Another announcement made Thursday, that of sending to the ISS the wealthy Japanese businessman Yusaku Maezawa and his assistant Yozo Hirano responsible for documenting the adventure.

The trip will begin on December 8 aboard a Soyuz rocket.

Roscosmos said the mission would last 12 days and that crew training would begin in June.

Russian actress and director aboard the ISS

Russian star Yulia Peressild, 36, and director Klim Chipenko, 37, will join the ISS in October.

They must shoot there "the first fictional film in space", a work of which we only know the provisional name: "Le Défi".

“Wish us luck!” Wrote on Instagram Yulia Peressild, best known in Russia for historic feature films.

>> Read also: Why Russia wants to leave the ISS to build its own space station

This new film is co-produced by the first Russian television channel, Pervyi Kanal, and Dmitri Rogozin, the boss of Roscosmos, who wants Russia to be the first to carry out such a project.

Pervyi Kanal CEO Konstantin Ernst said the shoot would be part of a larger project, including documentaries, to revive Russians "love and passion" for space travel.

At the same time, NASA is considering a collaboration with Tom Cruise for the shooting of a scene from the star's future film.   

Russians sidelined in favor of Americans and Europeans 

The announcement of the resumption of tourist shipments to the ISS comes after Moscow lost in 2020 the monopoly of manned flights to the space station.

Since May 2020, SpaceX rockets can send astronauts there, winning juicy contracts from NASA but also from Europe. 

This represents a shortfall of tens of millions of dollars per seat for Russia.

Roscosmos and Space Adventures had already collaborated eight times, between 2001 and 2009, to send extremely wealthy entrepreneurs into space.

The most recent was the founder of Cirque du Soleil, the Canadian Guy Laliberté.

The eccentric Japanese billionaire who will succeed him has made his fortune in online commerce.

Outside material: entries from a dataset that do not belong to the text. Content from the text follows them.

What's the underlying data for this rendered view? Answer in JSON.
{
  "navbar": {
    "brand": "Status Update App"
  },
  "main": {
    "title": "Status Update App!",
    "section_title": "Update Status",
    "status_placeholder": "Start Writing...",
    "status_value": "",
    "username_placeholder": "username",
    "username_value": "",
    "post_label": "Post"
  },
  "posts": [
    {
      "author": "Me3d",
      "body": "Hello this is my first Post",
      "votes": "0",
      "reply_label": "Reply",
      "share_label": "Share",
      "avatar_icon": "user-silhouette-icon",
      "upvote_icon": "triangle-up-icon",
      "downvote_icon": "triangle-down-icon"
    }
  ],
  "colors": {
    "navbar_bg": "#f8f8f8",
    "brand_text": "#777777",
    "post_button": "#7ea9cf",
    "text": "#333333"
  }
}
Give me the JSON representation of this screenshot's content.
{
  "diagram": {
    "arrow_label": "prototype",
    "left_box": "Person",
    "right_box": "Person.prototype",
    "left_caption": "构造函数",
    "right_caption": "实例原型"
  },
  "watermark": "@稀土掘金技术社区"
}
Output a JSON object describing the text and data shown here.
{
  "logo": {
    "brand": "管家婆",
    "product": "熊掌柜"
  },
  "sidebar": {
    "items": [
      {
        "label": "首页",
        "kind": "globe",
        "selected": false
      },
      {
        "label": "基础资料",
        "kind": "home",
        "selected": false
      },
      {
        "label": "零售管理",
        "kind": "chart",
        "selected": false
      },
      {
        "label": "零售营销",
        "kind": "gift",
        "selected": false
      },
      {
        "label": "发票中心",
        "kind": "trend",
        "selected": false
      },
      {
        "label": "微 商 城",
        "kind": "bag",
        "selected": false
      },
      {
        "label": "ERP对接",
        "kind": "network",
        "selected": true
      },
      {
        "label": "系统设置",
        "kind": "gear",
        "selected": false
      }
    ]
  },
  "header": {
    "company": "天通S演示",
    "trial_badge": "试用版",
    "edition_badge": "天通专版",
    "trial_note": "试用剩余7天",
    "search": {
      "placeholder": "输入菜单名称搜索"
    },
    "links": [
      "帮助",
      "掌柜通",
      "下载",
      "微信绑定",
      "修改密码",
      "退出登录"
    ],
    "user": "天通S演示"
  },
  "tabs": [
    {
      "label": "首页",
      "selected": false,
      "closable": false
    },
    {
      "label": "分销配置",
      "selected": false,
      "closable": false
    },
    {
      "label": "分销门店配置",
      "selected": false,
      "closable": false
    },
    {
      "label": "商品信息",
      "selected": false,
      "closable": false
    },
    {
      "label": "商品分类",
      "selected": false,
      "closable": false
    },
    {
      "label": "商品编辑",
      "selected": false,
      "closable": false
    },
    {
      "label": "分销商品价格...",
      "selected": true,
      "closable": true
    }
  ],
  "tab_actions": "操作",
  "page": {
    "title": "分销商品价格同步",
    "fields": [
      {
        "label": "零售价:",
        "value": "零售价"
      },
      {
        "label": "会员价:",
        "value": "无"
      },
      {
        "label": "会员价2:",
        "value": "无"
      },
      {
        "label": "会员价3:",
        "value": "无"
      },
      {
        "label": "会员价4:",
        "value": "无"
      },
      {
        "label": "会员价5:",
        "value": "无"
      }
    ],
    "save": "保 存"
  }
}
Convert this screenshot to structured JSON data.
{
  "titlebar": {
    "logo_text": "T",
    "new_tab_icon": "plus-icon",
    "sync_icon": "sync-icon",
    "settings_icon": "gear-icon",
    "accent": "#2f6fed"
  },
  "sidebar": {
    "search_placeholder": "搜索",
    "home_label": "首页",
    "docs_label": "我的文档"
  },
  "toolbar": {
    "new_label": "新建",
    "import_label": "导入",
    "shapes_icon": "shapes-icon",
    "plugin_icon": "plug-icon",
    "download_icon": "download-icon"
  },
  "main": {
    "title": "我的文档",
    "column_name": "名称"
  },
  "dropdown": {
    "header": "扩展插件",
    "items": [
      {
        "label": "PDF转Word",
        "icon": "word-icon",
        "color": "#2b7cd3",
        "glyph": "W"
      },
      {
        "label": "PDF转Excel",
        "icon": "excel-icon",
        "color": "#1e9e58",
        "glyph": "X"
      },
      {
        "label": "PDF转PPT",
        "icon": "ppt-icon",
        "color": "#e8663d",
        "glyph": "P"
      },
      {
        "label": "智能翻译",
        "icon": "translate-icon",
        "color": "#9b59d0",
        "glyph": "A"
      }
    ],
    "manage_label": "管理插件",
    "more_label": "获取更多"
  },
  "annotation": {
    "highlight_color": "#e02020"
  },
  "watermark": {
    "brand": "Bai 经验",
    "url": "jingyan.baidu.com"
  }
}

He cultivates a passion for space and has even already planned to take eight people to accompany him on a trip around the Moon, scheduled for 2023 with Space X.

Neither Space Adventures nor Roscosmos have revealed the amount that Yusaku Maezawa will spend to reserve two of the three seats of the Soyuz capsule.

According to Forbes magazine, a seat is billed between $ 20 million and $ 35 million for eight to twelve days aboard the ISS.

This windfall is not negligible, the budget of Roscosmos having suffered severe cuts.

The Russian sector has also long been plagued by corruption and suffers from the loss of satellite launch contracts.

Russia partners with China to reclaim space 

In addition to space tourism and cinema, Dmitri Rogozine intends to carry out a series of ambitious space projects.

In particular that of abandoning the ISS by 2025, at the end of its life, to equip itself with a strictly Russian station, like the Soviet Union which had created its own (Mir).

Moscow and Beijing have also signed a memorandum of understanding to build a space station "on the surface or in orbit" of the moon.

Russia had given up on a Washington lunar project deemed too American-centered. 

But none of these Russian projects has a specific budget or timetable.

On the day of the 60th anniversary of Yuri Gagarin's first space flight, President Vladimir Putin ordered a review of current projects, concerned that Moscow remains a great space power.